You must wait to apply for Social Security benefits until your FRA if you want the full amount you’ve earned per check. FRA was once 65, but it’s gradually increased over the years. The table below can help you identify what yours is if you don’t know:
Birth Year |
Full Retirement Age (FRA) |
---|---|
1943 to 1954 |
66 |
1955 |
66 and 2 months |
1956 |
66 and 4 months |
1957 |
66 and 6 months |
1958 |
66 and 8 months |
1959 |
66 and 10 months |
1960 and later |
67 |
Data source: Social Security Administration.
You aren’t prohibited from signing up under your FRA, though. You can claim Social Security as early as 62, but the extra checks come at a cost.
What happens when you claim Social Security early?
The Social Security Administration penalizes you for every month you claim checks under your FRA. You lose 5/9 of 1% per month (6.67% per year) for up to 36 months. If you claim more than three years early, you’ll lose 5/12 of 1% per month (5% per year) for each additional month of early claiming.
If you qualify for a $2,000 monthly benefit at your FRA of 67, signing up immediately at 62 would shrink your checks to just $1,400 per month. That loss is generally permanent, though you’ll get a small boost each year from cost-of-living adjustments (COLAs).
So underestimating your FRA as many in the Nationwide survey did can turn out to be a costly mistake. But that doesn’t mean that claiming early is always the wrong choice. It could still be the right option for you if you have no other means of covering your expenses or if you have a short life expectancy and don’t expect to live long enough to enjoy the larger checks you might be entitled to at your FRA.
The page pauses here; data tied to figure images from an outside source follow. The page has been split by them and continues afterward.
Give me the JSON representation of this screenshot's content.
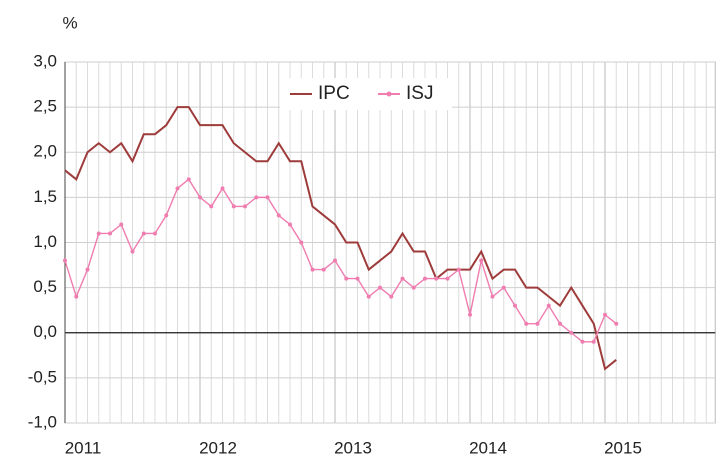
{
  "chart_data": {
    "type": "line",
    "y_label": "%",
    "categories": [
      "2011",
      null,
      null,
      null,
      null,
      null,
      null,
      null,
      null,
      null,
      null,
      null,
      "2012",
      null,
      null,
      null,
      null,
      null,
      null,
      null,
      null,
      null,
      null,
      null,
      "2013",
      null,
      null,
      null,
      null,
      null,
      null,
      null,
      null,
      null,
      null,
      null,
      "2014",
      null,
      null,
      null,
      null,
      null,
      null,
      null,
      null,
      null,
      null,
      null,
      "2015",
      null,
      null,
      null,
      null,
      null,
      null,
      null,
      null,
      null
    ],
    "series": [
      {
        "name": "IPC",
        "color": "#9e3b3b",
        "values": [
          1.8,
          1.7,
          2.0,
          2.1,
          2.0,
          2.1,
          1.9,
          2.2,
          2.2,
          2.3,
          2.5,
          2.5,
          2.3,
          2.3,
          2.3,
          2.1,
          2.0,
          1.9,
          1.9,
          2.1,
          1.9,
          1.9,
          1.4,
          1.3,
          1.2,
          1.0,
          1.0,
          0.7,
          0.8,
          0.9,
          1.1,
          0.9,
          0.9,
          0.6,
          0.7,
          0.7,
          0.7,
          0.9,
          0.6,
          0.7,
          0.7,
          0.5,
          0.5,
          0.4,
          0.3,
          0.5,
          0.3,
          0.1,
          -0.4,
          -0.3,
          null,
          null,
          null,
          null,
          null,
          null,
          null,
          null
        ]
      },
      {
        "name": "ISJ",
        "color": "#f07cb0",
        "values": [
          0.8,
          0.4,
          0.7,
          1.1,
          1.1,
          1.2,
          0.9,
          1.1,
          1.1,
          1.3,
          1.6,
          1.7,
          1.5,
          1.4,
          1.6,
          1.4,
          1.4,
          1.5,
          1.5,
          1.3,
          1.2,
          1.0,
          0.7,
          0.7,
          0.8,
          0.6,
          0.6,
          0.4,
          0.5,
          0.4,
          0.6,
          0.5,
          0.6,
          0.6,
          0.6,
          0.7,
          0.2,
          0.8,
          0.4,
          0.5,
          0.3,
          0.1,
          0.1,
          0.3,
          0.1,
          0.0,
          -0.1,
          -0.1,
          0.2,
          0.1,
          null,
          null,
          null,
          null,
          null,
          null,
          null,
          null
        ]
      }
    ],
    "ylim": [
      -1.0,
      3.0
    ],
    "yticks": [
      {
        "value": -1.0,
        "label": "-1,0"
      },
      {
        "value": -0.5,
        "label": "-0,5"
      },
      {
        "value": 0.0,
        "label": "0,0"
      },
      {
        "value": 0.5,
        "label": "0,5"
      },
      {
        "value": 1.0,
        "label": "1,0"
      },
      {
        "value": 1.5,
        "label": "1,5"
      },
      {
        "value": 2.0,
        "label": "2,0"
      },
      {
        "value": 2.5,
        "label": "2,5"
      },
      {
        "value": 3.0,
        "label": "3,0"
      }
    ],
    "grid": true
  }
}
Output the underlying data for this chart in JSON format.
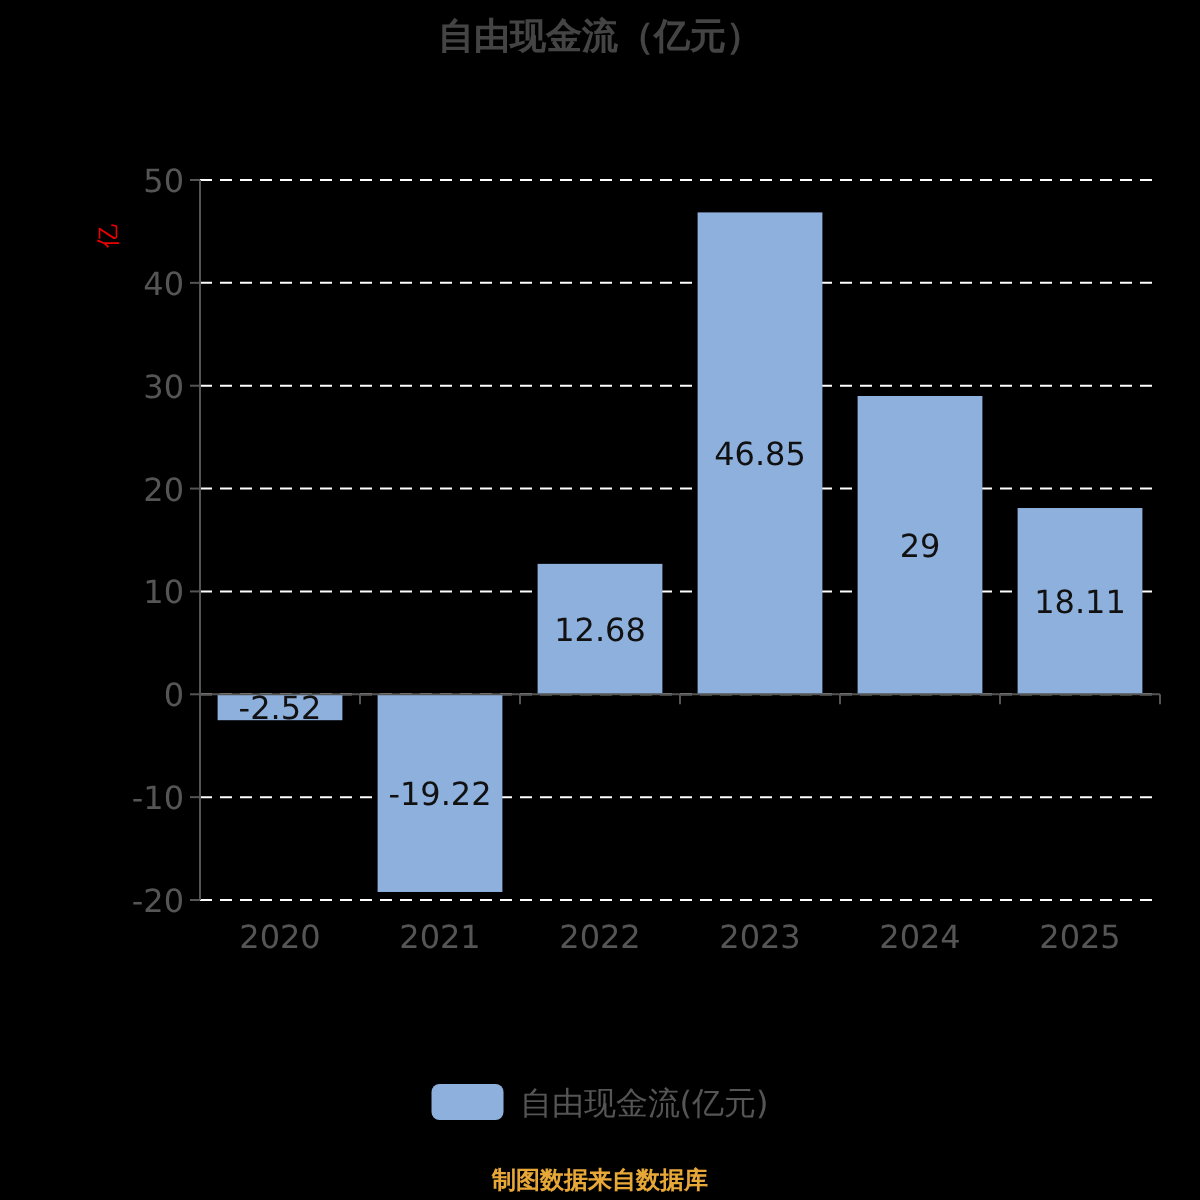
{
  "chart_data": {
    "type": "bar",
    "title": "自由现金流（亿元）",
    "ylabel": "亿",
    "categories": [
      "2020",
      "2021",
      "2022",
      "2023",
      "2024",
      "2025"
    ],
    "series": [
      {
        "name": "自由现金流(亿元)",
        "color": "#8eb0dd",
        "values": [
          -2.52,
          -19.22,
          12.68,
          46.85,
          29,
          18.11
        ]
      }
    ],
    "ylim": [
      -20,
      50
    ],
    "yticks": [
      -20,
      -10,
      0,
      10,
      20,
      30,
      40,
      50
    ],
    "grid": "y",
    "legend": "bottom",
    "data_labels": true,
    "annotations": [
      "制图数据来自数据库"
    ]
  }
}
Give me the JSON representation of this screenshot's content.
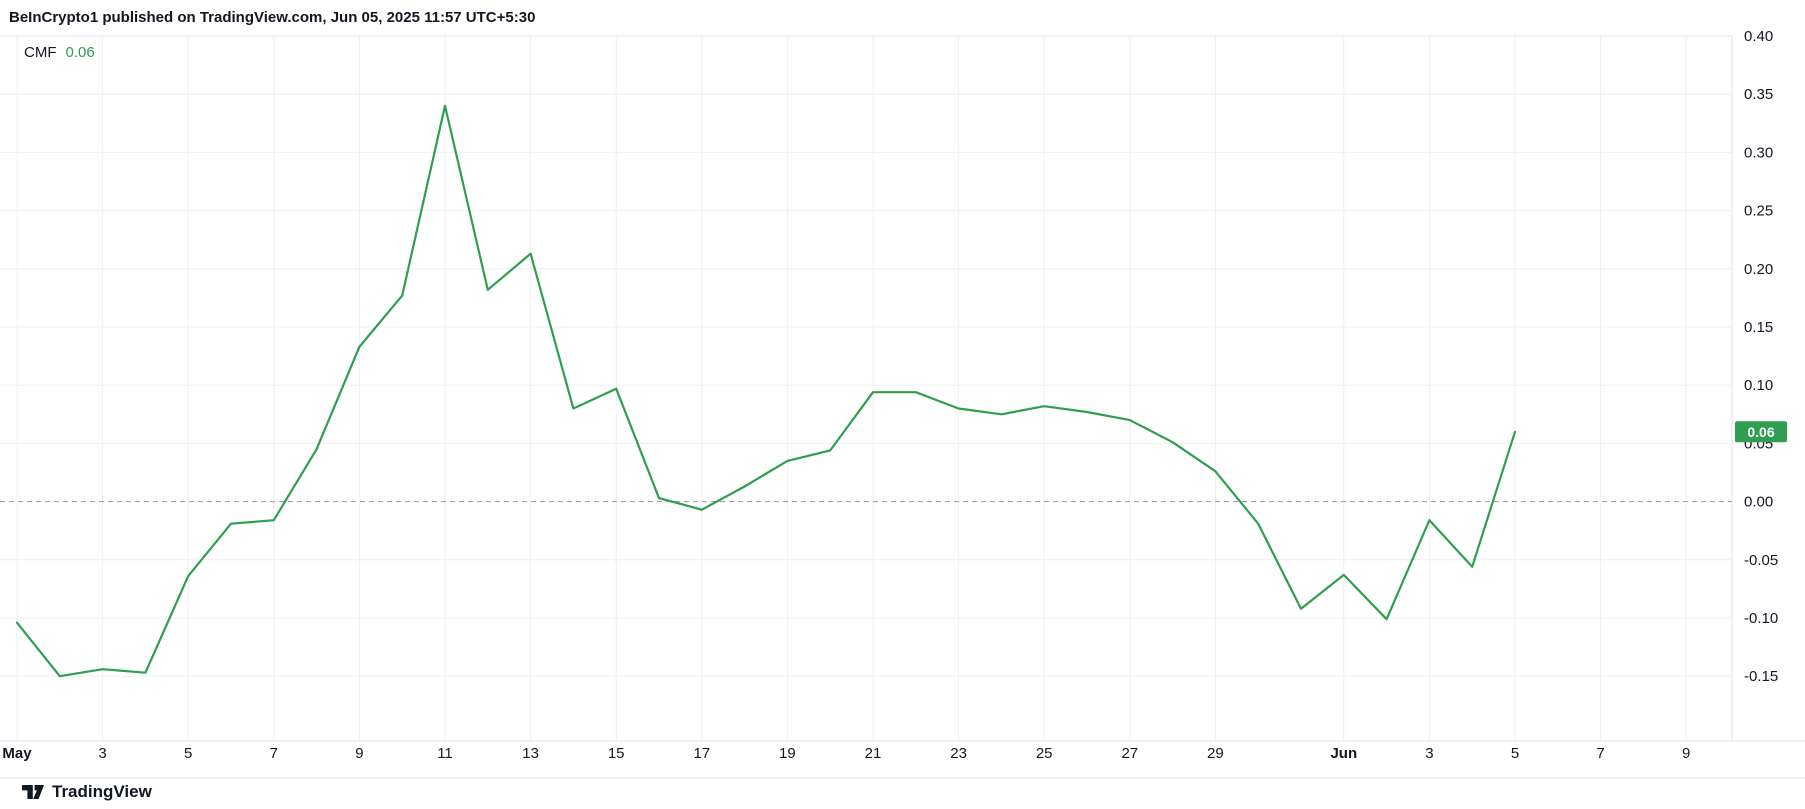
{
  "header": {
    "attribution": "BeInCrypto1 published on TradingView.com, Jun 05, 2025 11:57 UTC+5:30"
  },
  "legend": {
    "indicator": "CMF",
    "value": "0.06"
  },
  "footer": {
    "brand": "TradingView"
  },
  "colors": {
    "line": "#2f9e4f",
    "badge_bg": "#2f9e4f",
    "badge_text": "#ffffff",
    "grid": "#eef0f4",
    "border": "#e0e3eb",
    "zero_line": "#9598a1",
    "axis_text": "#131722"
  },
  "chart_data": {
    "type": "line",
    "title": "CMF",
    "series_name": "CMF",
    "legend_position": "top-left",
    "grid": true,
    "zero_line_dashed": true,
    "current_value": 0.06,
    "ylim": [
      -0.205,
      0.405
    ],
    "y_ticks": [
      0.4,
      0.35,
      0.3,
      0.25,
      0.2,
      0.15,
      0.1,
      0.05,
      0.0,
      -0.05,
      -0.1,
      -0.15
    ],
    "dates": [
      "May 1",
      "May 2",
      "May 3",
      "May 4",
      "May 5",
      "May 6",
      "May 7",
      "May 8",
      "May 9",
      "May 10",
      "May 11",
      "May 12",
      "May 13",
      "May 14",
      "May 15",
      "May 16",
      "May 17",
      "May 18",
      "May 19",
      "May 20",
      "May 21",
      "May 22",
      "May 23",
      "May 24",
      "May 25",
      "May 26",
      "May 27",
      "May 28",
      "May 29",
      "May 30",
      "May 31",
      "Jun 1",
      "Jun 2",
      "Jun 3",
      "Jun 4",
      "Jun 5"
    ],
    "values": [
      -0.104,
      -0.15,
      -0.144,
      -0.147,
      -0.064,
      -0.019,
      -0.016,
      0.045,
      0.133,
      0.177,
      0.34,
      0.182,
      0.213,
      0.08,
      0.097,
      0.003,
      -0.007,
      0.013,
      0.035,
      0.044,
      0.094,
      0.094,
      0.08,
      0.075,
      0.082,
      0.077,
      0.07,
      0.051,
      0.026,
      -0.019,
      -0.092,
      -0.063,
      -0.101,
      -0.016,
      -0.056,
      0.06
    ],
    "x_tick_labels": [
      {
        "day": 0,
        "label": "May",
        "bold": true
      },
      {
        "day": 2,
        "label": "3"
      },
      {
        "day": 4,
        "label": "5"
      },
      {
        "day": 6,
        "label": "7"
      },
      {
        "day": 8,
        "label": "9"
      },
      {
        "day": 10,
        "label": "11"
      },
      {
        "day": 12,
        "label": "13"
      },
      {
        "day": 14,
        "label": "15"
      },
      {
        "day": 16,
        "label": "17"
      },
      {
        "day": 18,
        "label": "19"
      },
      {
        "day": 20,
        "label": "21"
      },
      {
        "day": 22,
        "label": "23"
      },
      {
        "day": 24,
        "label": "25"
      },
      {
        "day": 26,
        "label": "27"
      },
      {
        "day": 28,
        "label": "29"
      },
      {
        "day": 31,
        "label": "Jun",
        "bold": true
      },
      {
        "day": 33,
        "label": "3"
      },
      {
        "day": 35,
        "label": "5"
      },
      {
        "day": 37,
        "label": "7"
      },
      {
        "day": 39,
        "label": "9"
      }
    ]
  }
}
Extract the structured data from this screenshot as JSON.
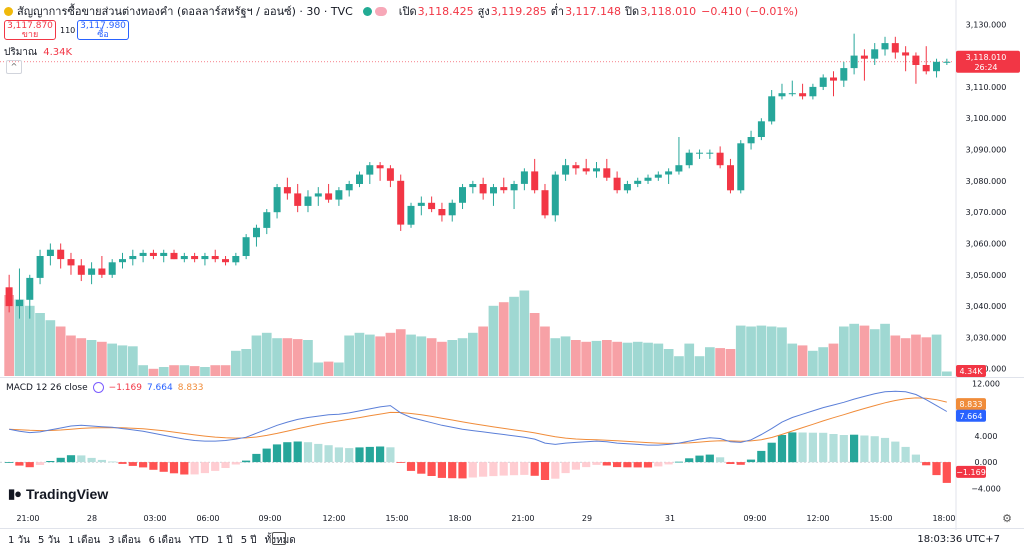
{
  "header": {
    "symbol_title": "สัญญาการซื้อขายส่วนต่างทองคำ (ดอลลาร์สหรัฐฯ / ออนซ์) · 30 · TVC",
    "open_label": "เปิด",
    "open_value": "3,118.425",
    "high_label": "สูง",
    "high_value": "3,119.285",
    "low_label": "ต่ำ",
    "low_value": "3,117.148",
    "close_label": "ปิด",
    "close_value": "3,118.010",
    "change": "−0.410 (−0.01%)"
  },
  "quote": {
    "sell_price": "3,117.870",
    "sell_label": "ขาย",
    "spread": "110",
    "buy_price": "3,117.980",
    "buy_label": "ซื้อ"
  },
  "volume_legend": {
    "label": "ปริมาณ",
    "value": "4.34K"
  },
  "macd_legend": {
    "label": "MACD 12 26 close",
    "hist": "−1.169",
    "macd": "7.664",
    "signal": "8.833"
  },
  "logo": {
    "text": "TradingView"
  },
  "range_buttons": [
    "1 วัน",
    "5 วัน",
    "1 เดือน",
    "3 เดือน",
    "6 เดือน",
    "YTD",
    "1 ปี",
    "5 ปี",
    "ทั้งหมด"
  ],
  "clock": "18:03:36 UTC+7",
  "colors": {
    "up": "#26a69a",
    "down": "#f23645",
    "vol_up": "#9fd8d2",
    "vol_down": "#f7a1a6",
    "macd_line": "#5b7fd8",
    "signal_line": "#f08c3a"
  },
  "chart_data": {
    "type": "candlestick",
    "price_axis": {
      "ylim": [
        3018,
        3132
      ],
      "ticks": [
        "3,130.000",
        "3,120.000",
        "3,110.000",
        "3,100.000",
        "3,090.000",
        "3,080.000",
        "3,070.000",
        "3,060.000",
        "3,050.000",
        "3,040.000",
        "3,030.000",
        "3,020.000"
      ]
    },
    "last_price": {
      "value": "3,118.010",
      "countdown": "26:24"
    },
    "volume_label": "4.34K",
    "macd_axis": {
      "ylim": [
        -5,
        12.5
      ],
      "ticks": [
        "12.000",
        "4.000",
        "0.000",
        "−4.000"
      ]
    },
    "macd_labels": {
      "signal": "8.833",
      "macd": "7.664",
      "hist": "−1.169"
    },
    "time_labels": [
      "21:00",
      "28",
      "03:00",
      "06:00",
      "09:00",
      "12:00",
      "15:00",
      "18:00",
      "21:00",
      "29",
      "31",
      "09:00",
      "12:00",
      "15:00",
      "18:00"
    ],
    "candles": [
      [
        3046,
        3050,
        3038,
        3040
      ],
      [
        3040,
        3052,
        3036,
        3042
      ],
      [
        3042,
        3050,
        3036,
        3049
      ],
      [
        3049,
        3058,
        3047,
        3056
      ],
      [
        3056,
        3060,
        3053,
        3058
      ],
      [
        3058,
        3060,
        3052,
        3055
      ],
      [
        3055,
        3057,
        3050,
        3053
      ],
      [
        3053,
        3055,
        3048,
        3050
      ],
      [
        3050,
        3054,
        3047,
        3052
      ],
      [
        3052,
        3056,
        3049,
        3050
      ],
      [
        3050,
        3055,
        3049,
        3054
      ],
      [
        3054,
        3057,
        3052,
        3055
      ],
      [
        3055,
        3058,
        3053,
        3056
      ],
      [
        3056,
        3058,
        3054,
        3057
      ],
      [
        3057,
        3058,
        3055,
        3056
      ],
      [
        3056,
        3058,
        3054,
        3057
      ],
      [
        3057,
        3058,
        3055,
        3055
      ],
      [
        3055,
        3057,
        3054,
        3056
      ],
      [
        3056,
        3057,
        3054,
        3055
      ],
      [
        3055,
        3057,
        3053,
        3056
      ],
      [
        3056,
        3058,
        3054,
        3055
      ],
      [
        3055,
        3056,
        3053,
        3054
      ],
      [
        3054,
        3057,
        3053,
        3056
      ],
      [
        3056,
        3063,
        3055,
        3062
      ],
      [
        3062,
        3066,
        3059,
        3065
      ],
      [
        3065,
        3071,
        3063,
        3070
      ],
      [
        3070,
        3079,
        3068,
        3078
      ],
      [
        3078,
        3081,
        3074,
        3076
      ],
      [
        3076,
        3079,
        3070,
        3072
      ],
      [
        3072,
        3077,
        3070,
        3075
      ],
      [
        3075,
        3078,
        3072,
        3076
      ],
      [
        3076,
        3079,
        3073,
        3074
      ],
      [
        3074,
        3078,
        3072,
        3077
      ],
      [
        3077,
        3080,
        3075,
        3079
      ],
      [
        3079,
        3083,
        3078,
        3082
      ],
      [
        3082,
        3086,
        3079,
        3085
      ],
      [
        3085,
        3086,
        3080,
        3084
      ],
      [
        3084,
        3085,
        3078,
        3080
      ],
      [
        3080,
        3082,
        3064,
        3066
      ],
      [
        3066,
        3073,
        3065,
        3072
      ],
      [
        3072,
        3075,
        3069,
        3073
      ],
      [
        3073,
        3075,
        3070,
        3071
      ],
      [
        3071,
        3073,
        3067,
        3069
      ],
      [
        3069,
        3074,
        3067,
        3073
      ],
      [
        3073,
        3079,
        3071,
        3078
      ],
      [
        3078,
        3080,
        3076,
        3079
      ],
      [
        3079,
        3081,
        3074,
        3076
      ],
      [
        3076,
        3079,
        3072,
        3078
      ],
      [
        3078,
        3081,
        3076,
        3077
      ],
      [
        3077,
        3080,
        3071,
        3079
      ],
      [
        3079,
        3084,
        3077,
        3083
      ],
      [
        3083,
        3087,
        3076,
        3077
      ],
      [
        3077,
        3079,
        3068,
        3069
      ],
      [
        3069,
        3083,
        3067,
        3082
      ],
      [
        3082,
        3087,
        3080,
        3085
      ],
      [
        3085,
        3086,
        3082,
        3084
      ],
      [
        3084,
        3087,
        3082,
        3083
      ],
      [
        3083,
        3086,
        3081,
        3084
      ],
      [
        3084,
        3087,
        3080,
        3081
      ],
      [
        3081,
        3083,
        3076,
        3077
      ],
      [
        3077,
        3080,
        3076,
        3079
      ],
      [
        3079,
        3081,
        3078,
        3080
      ],
      [
        3080,
        3082,
        3079,
        3081
      ],
      [
        3081,
        3083,
        3080,
        3082
      ],
      [
        3082,
        3084,
        3079,
        3083
      ],
      [
        3083,
        3094,
        3082,
        3085
      ],
      [
        3085,
        3090,
        3084,
        3089
      ],
      [
        3089,
        3090,
        3087,
        3089
      ],
      [
        3089,
        3090,
        3087,
        3089
      ],
      [
        3089,
        3091,
        3084,
        3085
      ],
      [
        3085,
        3087,
        3076,
        3077
      ],
      [
        3077,
        3093,
        3076,
        3092
      ],
      [
        3092,
        3096,
        3090,
        3094
      ],
      [
        3094,
        3100,
        3093,
        3099
      ],
      [
        3099,
        3109,
        3098,
        3107
      ],
      [
        3107,
        3111,
        3106,
        3108
      ],
      [
        3108,
        3112,
        3107,
        3108
      ],
      [
        3108,
        3111,
        3106,
        3107
      ],
      [
        3107,
        3111,
        3106,
        3110
      ],
      [
        3110,
        3114,
        3109,
        3113
      ],
      [
        3113,
        3115,
        3107,
        3112
      ],
      [
        3112,
        3118,
        3110,
        3116
      ],
      [
        3116,
        3127,
        3114,
        3120
      ],
      [
        3120,
        3122,
        3112,
        3119
      ],
      [
        3119,
        3124,
        3117,
        3122
      ],
      [
        3122,
        3126,
        3120,
        3124
      ],
      [
        3124,
        3126,
        3119,
        3121
      ],
      [
        3121,
        3123,
        3115,
        3120
      ],
      [
        3120,
        3121,
        3111,
        3117
      ],
      [
        3117,
        3123,
        3114,
        3115
      ],
      [
        3115,
        3119,
        3113,
        3118
      ],
      [
        3118,
        3119,
        3117,
        3118
      ]
    ],
    "volume_ratio": [
      0.9,
      0.85,
      0.78,
      0.7,
      0.62,
      0.55,
      0.45,
      0.42,
      0.4,
      0.38,
      0.36,
      0.34,
      0.33,
      0.12,
      0.08,
      0.1,
      0.12,
      0.12,
      0.11,
      0.1,
      0.12,
      0.12,
      0.28,
      0.3,
      0.45,
      0.48,
      0.42,
      0.42,
      0.41,
      0.4,
      0.15,
      0.16,
      0.15,
      0.45,
      0.48,
      0.46,
      0.44,
      0.48,
      0.52,
      0.46,
      0.44,
      0.42,
      0.38,
      0.4,
      0.42,
      0.48,
      0.55,
      0.78,
      0.82,
      0.88,
      0.95,
      0.7,
      0.55,
      0.42,
      0.44,
      0.4,
      0.38,
      0.39,
      0.4,
      0.38,
      0.37,
      0.38,
      0.37,
      0.36,
      0.3,
      0.22,
      0.36,
      0.22,
      0.32,
      0.31,
      0.3,
      0.56,
      0.55,
      0.56,
      0.55,
      0.54,
      0.36,
      0.34,
      0.28,
      0.32,
      0.36,
      0.55,
      0.58,
      0.56,
      0.52,
      0.58,
      0.45,
      0.42,
      0.46,
      0.43,
      0.46,
      0.05
    ],
    "macd": [
      5.0,
      4.7,
      4.5,
      4.6,
      4.9,
      5.2,
      5.5,
      5.6,
      5.5,
      5.4,
      5.3,
      5.1,
      4.9,
      4.7,
      4.4,
      4.1,
      3.8,
      3.5,
      3.3,
      3.2,
      3.2,
      3.3,
      3.5,
      3.8,
      4.4,
      5.0,
      5.6,
      6.1,
      6.5,
      6.8,
      7.0,
      7.2,
      7.3,
      7.5,
      7.8,
      8.1,
      8.4,
      8.6,
      7.5,
      6.8,
      6.4,
      6.0,
      5.6,
      5.3,
      5.0,
      4.8,
      4.6,
      4.4,
      4.2,
      4.0,
      3.8,
      3.5,
      2.9,
      2.7,
      2.9,
      3.0,
      3.1,
      3.2,
      3.1,
      2.9,
      2.8,
      2.7,
      2.6,
      2.6,
      2.7,
      2.9,
      3.2,
      3.5,
      3.7,
      3.6,
      3.1,
      3.0,
      3.4,
      4.2,
      5.1,
      6.1,
      6.8,
      7.3,
      7.8,
      8.3,
      8.7,
      9.1,
      9.6,
      10.0,
      10.4,
      10.7,
      10.8,
      10.7,
      10.3,
      9.5,
      8.6,
      7.7
    ]
  }
}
But if you don’t fall into one of those two camps, there’s a good chance you could get a larger lifetime benefit by waiting until your FRA to apply — or even later. Every month you delay your checks after your FRA increases your benefit by 2/3 of 1% (8% per year) until you qualify for your largest checks at 70. This could be your best option if you have a long life expectancy and you have a job or adequate retirement savings to cover your expenses on your own until then.
When you claim is ultimately your call, but it’s important to understand the implications of your claiming age before you submit your application. If you’re still on the fence, you can check out the benefit estimator tool in your my Social Security account. This gives you an idea of how much you’d qualify for at every claiming age based on your work history. You’ll be able to determine how much waiting will increase your checks so you can decide whether it’s worth it.